Whether you’re trying to expand your portfolio or you’re new to investing altogether, it can be tough to decide which new venture you’d like to try. If you’re intimidated by volatile stocks and other unpredictable markets, you should consider investing in real estate.
Real estate investments are stable and lucrative, making them great options for first-timers and safe choices for seasoned investors seeking to enter a new market. You could purchase properties to flip and make a nice profit, or you could seek out rental opportunities for a reliable long-term income source.
If you choose to purchase a rental property, consider the following tips to help you succeed.
Analyze Property Options
The first thing that you’ll be tempted to do when you decide to invest in real estate is scope out properties. While shopping around is important to get a feel for the market and its offerings, you should be cautious when choosing your property.
For long-term rentals, you’ll need to consider the property’s location. Check out aspects like crime rates, school systems, public transportation, and shopping options near your property before purchasing. Renters with families will consider these factors before choosing a place to rent and you’ll want to be a competitive option.
When buying an Airbnb vacation rental, you’ll need to analyze the market in your desired area as well. With online tools, you can track how your competitors perform on rental platforms like Airbnb and see stats like occupancy rates and potential revenue to decide if the property you’re considering would offer a good return on your investment.
Consider Your Finances
If you don’t have much experience investing, buying a rental property outright could be a big leap. You may not even have the available capital to make the purchase on your own. If that’s the case, you could take out a loan to finance your purchase and get your foot in the door.
After considering how you’ll finance a large purchase, you’ll need to think about how to get the best return on your investment. Choosing the right type of rental will hugely impact your earnings. Long-term rentals will provide consistent income, but it is more static than that of short-term vacation rentals. Short-term rentals allow you to adjust nightly rates as you please, meaning that a heavily booked vacation property can earn significantly more in one month than a traditional rental would.
You should also get familiar with the tax incentives of owning a rental property. Many property expenses and maintenance costs–like mortgage interest, property insurance, repairs, and utilities–are deductible. This is one of many reasons that the expenses of a rental property turn out to be non-factors for successful investors.
Weigh Maintenance Responsibilities & Costs
On that note, you’ll need to think about how you’ll handle property maintenance. Some investors choose to serve as property managers and landlords themselves and DIY their maintenance and repair jobs. Before you make a property purchase, you need to consider if you’re willing and prepared to maintain it yourself.
However, if you live far from your rental property or you’d prefer a hands-off approach, you will need to hire professionals to maintain your property. Budget for cleaning and repair services when you develop your financial plan.

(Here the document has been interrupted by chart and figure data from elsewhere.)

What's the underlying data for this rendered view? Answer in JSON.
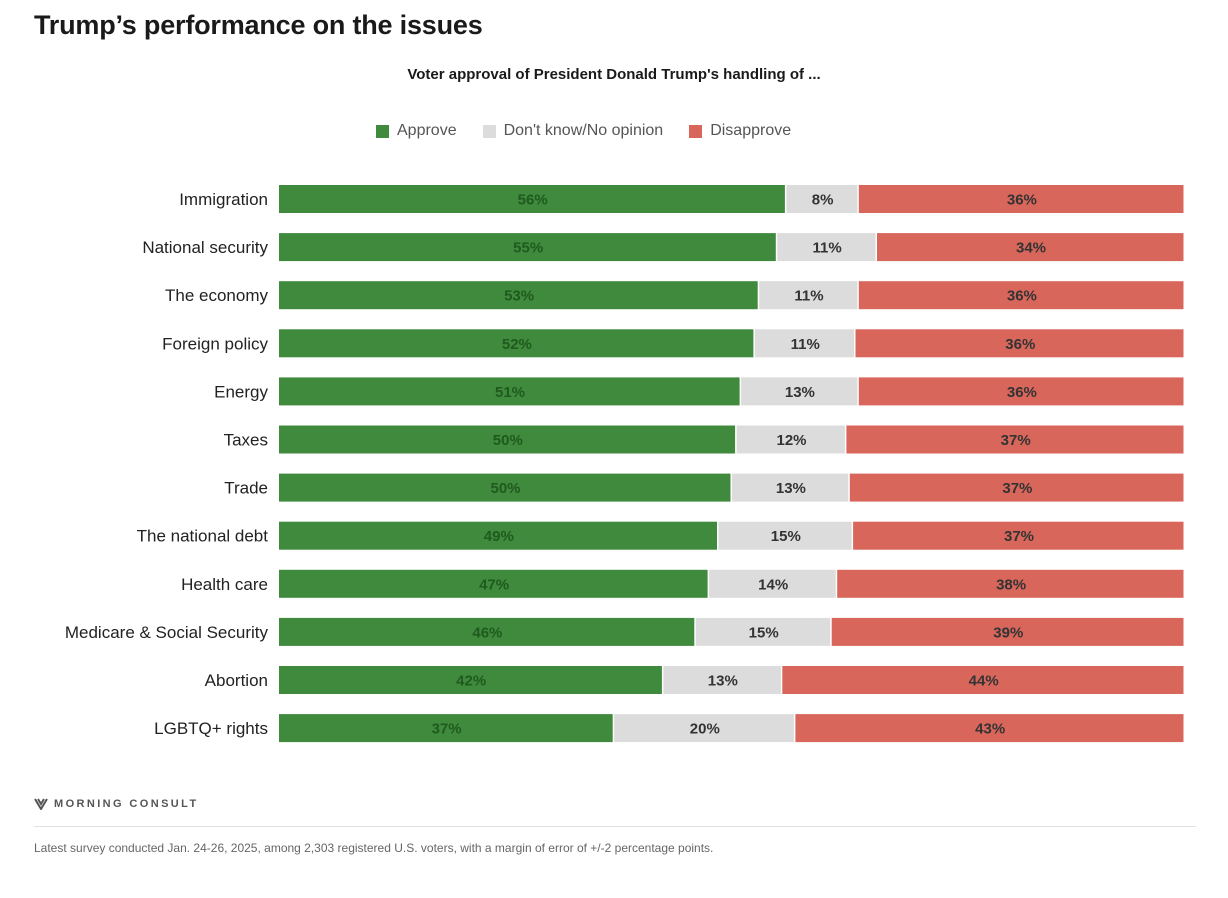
{
  "page": {
    "title": "Trump’s performance on the issues",
    "subtitle": "Voter approval of President Donald Trump's handling of ...",
    "logo_text": "MORNING CONSULT",
    "footnote": "Latest survey conducted Jan. 24-26, 2025, among 2,303 registered U.S. voters, with a margin of error of +/-2 percentage points."
  },
  "colors": {
    "approve": "#3f8a3c",
    "dont_know": "#dcdcdc",
    "disapprove": "#d9665b",
    "approve_label": "#1f5a1e",
    "neutral_label": "#333333"
  },
  "chart_data": {
    "type": "bar",
    "orientation": "horizontal",
    "stacked": true,
    "title": "Voter approval of President Donald Trump's handling of ...",
    "categories": [
      "Immigration",
      "National security",
      "The economy",
      "Foreign policy",
      "Energy",
      "Taxes",
      "Trade",
      "The national debt",
      "Health care",
      "Medicare & Social Security",
      "Abortion",
      "LGBTQ+ rights"
    ],
    "series": [
      {
        "name": "Approve",
        "values": [
          56,
          55,
          53,
          52,
          51,
          50,
          50,
          49,
          47,
          46,
          42,
          37
        ]
      },
      {
        "name": "Don't know/No opinion",
        "values": [
          8,
          11,
          11,
          11,
          13,
          12,
          13,
          15,
          14,
          15,
          13,
          20
        ]
      },
      {
        "name": "Disapprove",
        "values": [
          36,
          34,
          36,
          36,
          36,
          37,
          37,
          37,
          38,
          39,
          44,
          43
        ]
      }
    ],
    "value_suffix": "%",
    "legend_position": "top",
    "grid": false,
    "xlim": [
      0,
      100
    ]
  }
}
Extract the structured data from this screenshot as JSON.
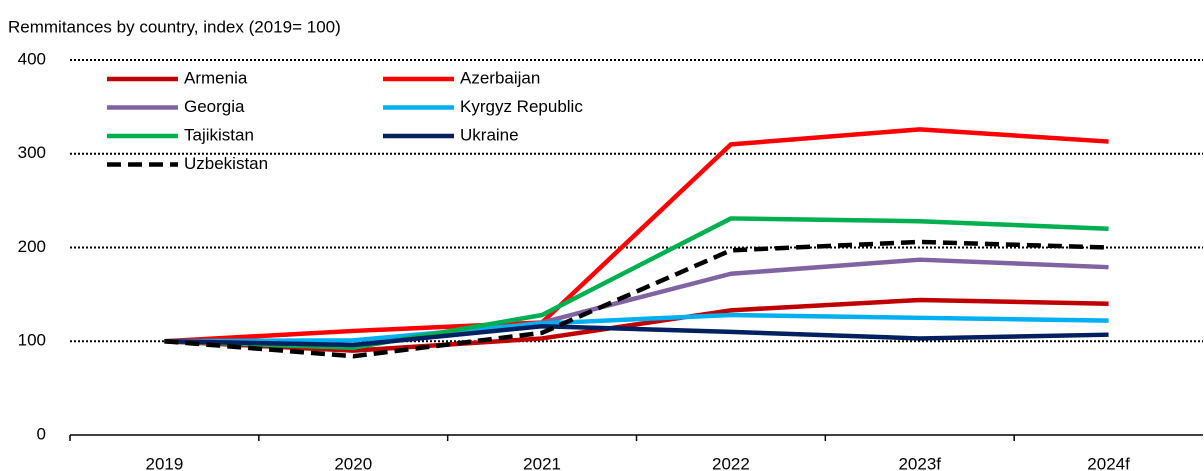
{
  "chart_data": {
    "type": "line",
    "title": "Remmitances by country, index (2019= 100)",
    "categories": [
      "2019",
      "2020",
      "2021",
      "2022",
      "2023f",
      "2024f"
    ],
    "series": [
      {
        "name": "Armenia",
        "color": "#c00000",
        "values": [
          100,
          90,
          103,
          133,
          144,
          140
        ]
      },
      {
        "name": "Azerbaijan",
        "color": "#ff0000",
        "values": [
          100,
          111,
          120,
          310,
          326,
          313
        ]
      },
      {
        "name": "Georgia",
        "color": "#8064a2",
        "values": [
          100,
          95,
          120,
          172,
          187,
          179
        ]
      },
      {
        "name": "Kyrgyz Republic",
        "color": "#00b0f0",
        "values": [
          100,
          101,
          119,
          128,
          125,
          122
        ]
      },
      {
        "name": "Tajikistan",
        "color": "#00b050",
        "values": [
          100,
          93,
          128,
          231,
          228,
          220
        ]
      },
      {
        "name": "Ukraine",
        "color": "#002060",
        "values": [
          100,
          96,
          116,
          110,
          103,
          107
        ]
      },
      {
        "name": "Uzbekistan",
        "color": "#000000",
        "dashed": true,
        "values": [
          100,
          84,
          109,
          197,
          206,
          200
        ]
      }
    ],
    "ylim": [
      0,
      400
    ],
    "yticks": [
      0,
      100,
      200,
      300,
      400
    ],
    "grid": true,
    "legend": "top-left"
  }
}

Keep in mind that short-term vacation rentals will likely face less tenant damage than long-term family rentals. That said, rental platforms like Airbnb require hosts to be available to their guests and renters 24/7 to answer questions and offer support. Even if you manage all other aspects of your rental remotely and through outsourced teams, you’ll still have to provide some customer service.
Market Your Rental
Lastly, you’ll want to make sure to market your rental to get the most out of your investment. Vacant rental properties won’t make you any money, so you’ll need to get the attention of prospective renters.
One of the best ways to market a rental is through social media, which will allow you to post photos of your property and engage with interested renters. You can display your property’s rooms and amenities, post about rates and conditions, and answer any questions to ensure that your target audience is up to speed on your offerings.
For vacation rentals, you can use social media to advertise rate changes based on demand and market performance. If you’re going through a dry spell during your location’s off-season, you can advertise low rates on your social media pages and get some unexpected traffic.
These tips can help you understand your rental property investment options and develop the right plan for you. With these factors in mind, you’ll be making money on your new property in no time.